A través de un comunicado oficial, la Cancillería argentina afirmó que la petrolera opera "ilegítimamente" y no cuenta con los permisos de exploración y explotación de hidrocarburos de la autoridad competente.
La Cancillería recordó que la exploración y explotación unilateral de recursos naturales en el área en disputa es contraria a las resoluciones de las Naciones Unidas, incluyendo la Resolución 2065, que insta a Argentina y el Reino Unido a resolver la disputa de soberanía por la vía de la negociación.

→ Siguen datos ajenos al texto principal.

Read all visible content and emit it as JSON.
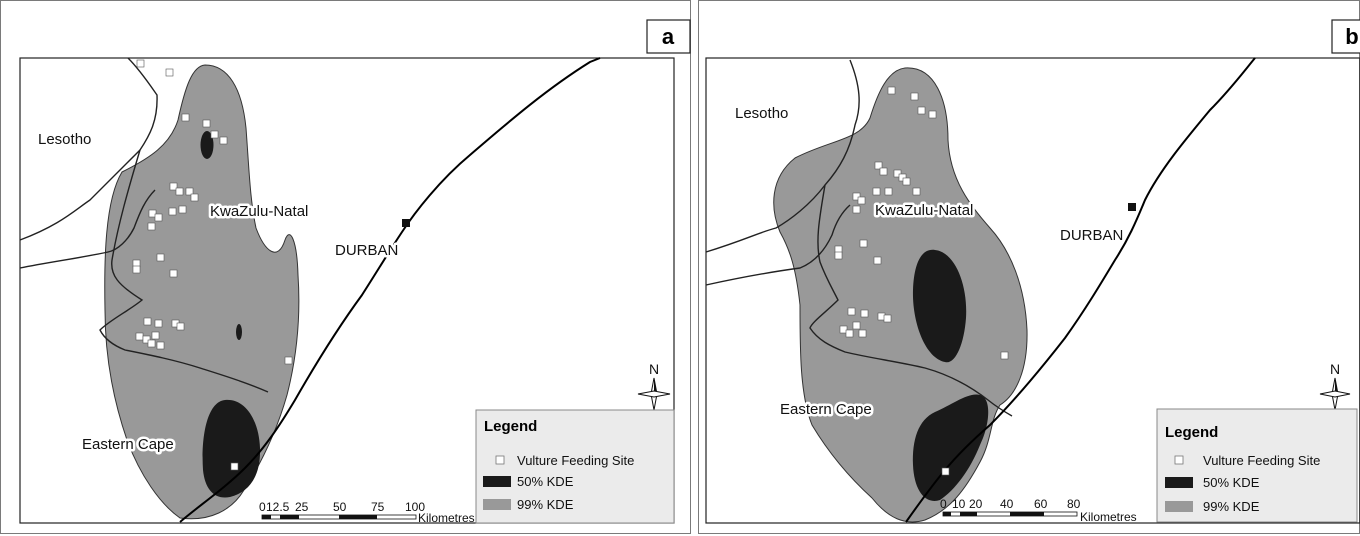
{
  "panels": [
    {
      "letter": "a",
      "labels": {
        "lesotho": "Lesotho",
        "kzn": "KwaZulu-Natal",
        "durban": "DURBAN",
        "eastern_cape": "Eastern Cape"
      },
      "north": "N",
      "legend": {
        "title": "Legend",
        "feeding_site": "Vulture Feeding Site",
        "kde50": "50% KDE",
        "kde99": "99% KDE"
      },
      "scale": {
        "ticks": [
          "0",
          "12.5",
          "25",
          "50",
          "75",
          "100"
        ],
        "unit": "Kilometres"
      }
    },
    {
      "letter": "b",
      "labels": {
        "lesotho": "Lesotho",
        "kzn": "KwaZulu-Natal",
        "durban": "DURBAN",
        "eastern_cape": "Eastern Cape"
      },
      "north": "N",
      "legend": {
        "title": "Legend",
        "feeding_site": "Vulture Feeding Site",
        "kde50": "50% KDE",
        "kde99": "99% KDE"
      },
      "scale": {
        "ticks": [
          "0",
          "10",
          "20",
          "40",
          "60",
          "80"
        ],
        "unit": "Kilometres"
      }
    }
  ],
  "colors": {
    "kde50": "#1a1a1a",
    "kde99": "#999999",
    "feeding_site": "#ffffff",
    "frame": "#7a7a7a"
  }
}
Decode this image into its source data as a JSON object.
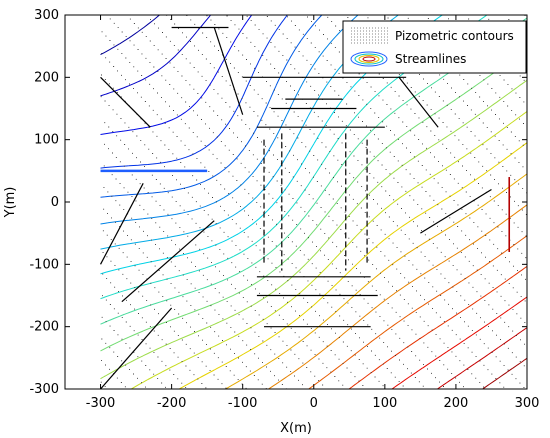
{
  "chart_data": {
    "type": "contour",
    "title": "",
    "xlabel": "X(m)",
    "ylabel": "Y(m)",
    "xlim": [
      -350,
      300
    ],
    "ylim": [
      -300,
      300
    ],
    "xticks": [
      -300,
      -200,
      -100,
      0,
      100,
      200,
      300
    ],
    "yticks": [
      -300,
      -200,
      -100,
      0,
      100,
      200,
      300
    ],
    "xtick_labels": [
      "-300",
      "-200",
      "-100",
      "0",
      "100",
      "200",
      "300"
    ],
    "ytick_labels": [
      "-300",
      "-200",
      "-100",
      "0",
      "100",
      "200",
      "300"
    ],
    "grid": false,
    "legend": {
      "placement": "top-right",
      "entries": [
        "Pizometric contours",
        "Streamlines"
      ]
    },
    "model_extent": {
      "x": [
        -300,
        300
      ],
      "y": [
        -300,
        300
      ]
    },
    "pumping_well_line": {
      "x": [
        -300,
        -150
      ],
      "y": 50
    },
    "piezometric_contour_levels": 22,
    "colormap": "jet",
    "fractures": [
      {
        "x": [
          -200,
          -120
        ],
        "y": [
          280,
          280
        ]
      },
      {
        "x": [
          -100,
          130
        ],
        "y": [
          200,
          200
        ]
      },
      {
        "x": [
          -60,
          60
        ],
        "y": [
          150,
          150
        ]
      },
      {
        "x": [
          -40,
          40
        ],
        "y": [
          165,
          165
        ]
      },
      {
        "x": [
          -80,
          100
        ],
        "y": [
          120,
          120
        ]
      },
      {
        "x": [
          -80,
          80
        ],
        "y": [
          -120,
          -120
        ]
      },
      {
        "x": [
          -80,
          90
        ],
        "y": [
          -150,
          -150
        ]
      },
      {
        "x": [
          -70,
          80
        ],
        "y": [
          -200,
          -200
        ]
      },
      {
        "x": [
          -70,
          -70
        ],
        "y": [
          100,
          -100
        ]
      },
      {
        "x": [
          -45,
          -45
        ],
        "y": [
          110,
          -110
        ]
      },
      {
        "x": [
          45,
          45
        ],
        "y": [
          110,
          -110
        ]
      },
      {
        "x": [
          75,
          75
        ],
        "y": [
          100,
          -100
        ]
      },
      {
        "x": [
          275,
          275
        ],
        "y": [
          40,
          -80
        ]
      },
      {
        "x": [
          -300,
          -230
        ],
        "y": [
          200,
          120
        ]
      },
      {
        "x": [
          -140,
          -100
        ],
        "y": [
          280,
          140
        ]
      },
      {
        "x": [
          120,
          175
        ],
        "y": [
          200,
          120
        ]
      },
      {
        "x": [
          -300,
          -240
        ],
        "y": [
          -100,
          30
        ]
      },
      {
        "x": [
          -270,
          -140
        ],
        "y": [
          -160,
          -30
        ]
      },
      {
        "x": [
          150,
          250
        ],
        "y": [
          -50,
          20
        ]
      },
      {
        "x": [
          -300,
          -200
        ],
        "y": [
          -300,
          -170
        ]
      }
    ],
    "colors": {
      "well": "#1f5fff",
      "fracture": "#000000",
      "low_head": "#1a10a0",
      "mid_head": "#c8e000",
      "high_head": "#b40000"
    }
  }
}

Esta no es la primera vez que Argentina se opone a las operaciones de Navitas Petroleum. Ya en septiembre de 2023, tras los planes de la empresa de perforar pozos exploratorios en la cuenca norte de las Malvinas, la Secretaría de Energía de Argentina declaró "ilegales" sus actividades. Como resultado, la compañía fue declarada "clandestina" en territorio argentino y se la inhabilitó por 20 años para operar en el país.
Las actividades de Navitas Petroleum se enmarcan en una historia de décadas de exploración petrolera en las aguas que rodean a las Islas Malvinas. Desde la década de 1990, varias compañías británicas y extranjeras han llevado a cabo proyectos exploratorios en la región, aunque la producción comercial a gran escala aún no se ha concretado.

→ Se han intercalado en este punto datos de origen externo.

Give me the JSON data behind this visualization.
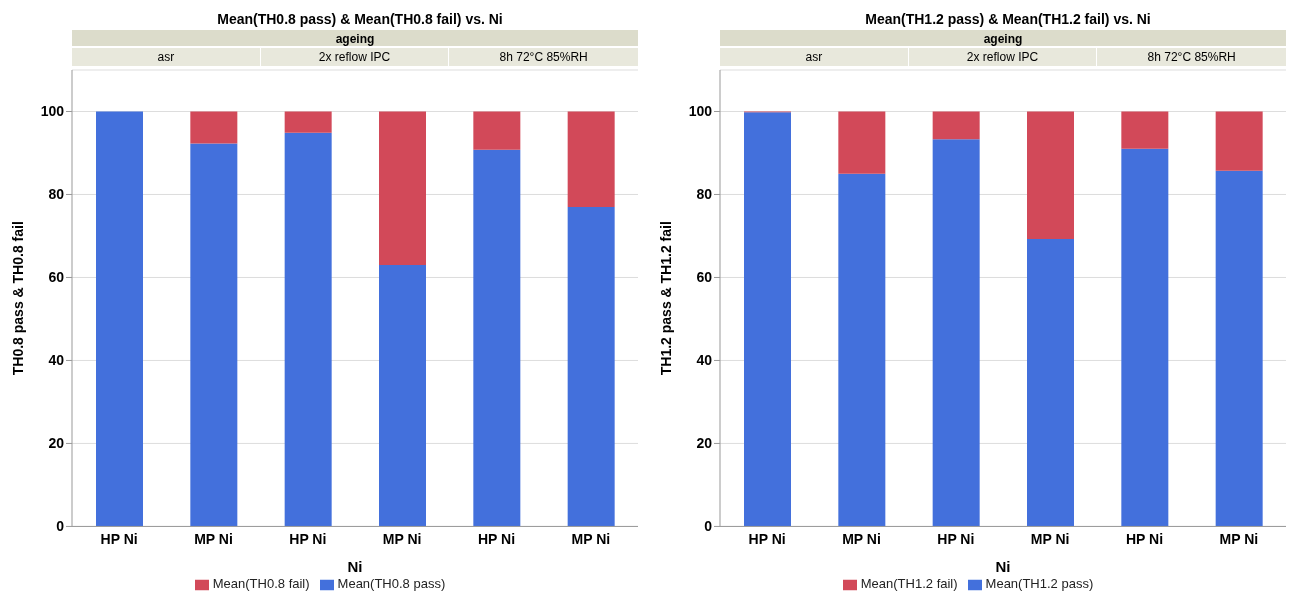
{
  "chart_data": [
    {
      "type": "bar",
      "title": "Mean(TH0.8 pass) & Mean(TH0.8 fail) vs. Ni",
      "xlabel": "Ni",
      "ylabel": "TH0.8 pass & TH0.8 fail",
      "annotations": [
        "ageing",
        "asr",
        "2x reflow IPC",
        "8h 72°C 85%RH"
      ],
      "categories": [
        "HP Ni",
        "MP Ni",
        "HP Ni",
        "MP Ni",
        "HP Ni",
        "MP Ni"
      ],
      "stacked": true,
      "ylim": [
        0,
        110
      ],
      "yticks": [
        0,
        20,
        40,
        60,
        80,
        100
      ],
      "grid": "y",
      "legend": "bottom",
      "series": [
        {
          "name": "Mean(TH0.8 pass)",
          "color": "#4370dc",
          "values": [
            100,
            92.3,
            94.9,
            63,
            90.8,
            77
          ]
        },
        {
          "name": "Mean(TH0.8 fail)",
          "color": "#d24959",
          "values": [
            0,
            7.7,
            5.1,
            37,
            9.2,
            23
          ]
        }
      ]
    },
    {
      "type": "bar",
      "title": "Mean(TH1.2 pass) & Mean(TH1.2 fail) vs. Ni",
      "xlabel": "Ni",
      "ylabel": "TH1.2 pass & TH1.2 fail",
      "annotations": [
        "ageing",
        "asr",
        "2x reflow IPC",
        "8h 72°C 85%RH"
      ],
      "categories": [
        "HP Ni",
        "MP Ni",
        "HP Ni",
        "MP Ni",
        "HP Ni",
        "MP Ni"
      ],
      "stacked": true,
      "ylim": [
        0,
        110
      ],
      "yticks": [
        0,
        20,
        40,
        60,
        80,
        100
      ],
      "grid": "y",
      "legend": "bottom",
      "series": [
        {
          "name": "Mean(TH1.2 pass)",
          "color": "#4370dc",
          "values": [
            99.8,
            85,
            93.3,
            69.3,
            91,
            85.7
          ]
        },
        {
          "name": "Mean(TH1.2 fail)",
          "color": "#d24959",
          "values": [
            0.2,
            15,
            6.7,
            30.7,
            9,
            14.3
          ]
        }
      ]
    }
  ]
}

A lo largo de los años, empresas como Rockhopper Exploration y Premier Oil (ahora Harbour Energy) han sido las más activas, particularmente en el proyecto conocido como Sea Lion, que ha sido el más avanzado y el que ha atraído la mayor atención de los inversores.
Sin embargo, estos proyectos han enfrentado múltiples desafíos, incluyendo la complejidad técnica de la perforación en aguas profundas, los altos costos de infraestructura, la volatilidad de los precios del petróleo y la oposición diplomática de Argentina, lo que ha retrasado su desarrollo.
La actividad exploratoria en la región, por lo tanto, continúa siendo objeto de controversia y representa un punto de fricción en la relación bilateral entre Argentina y el Reino Unido.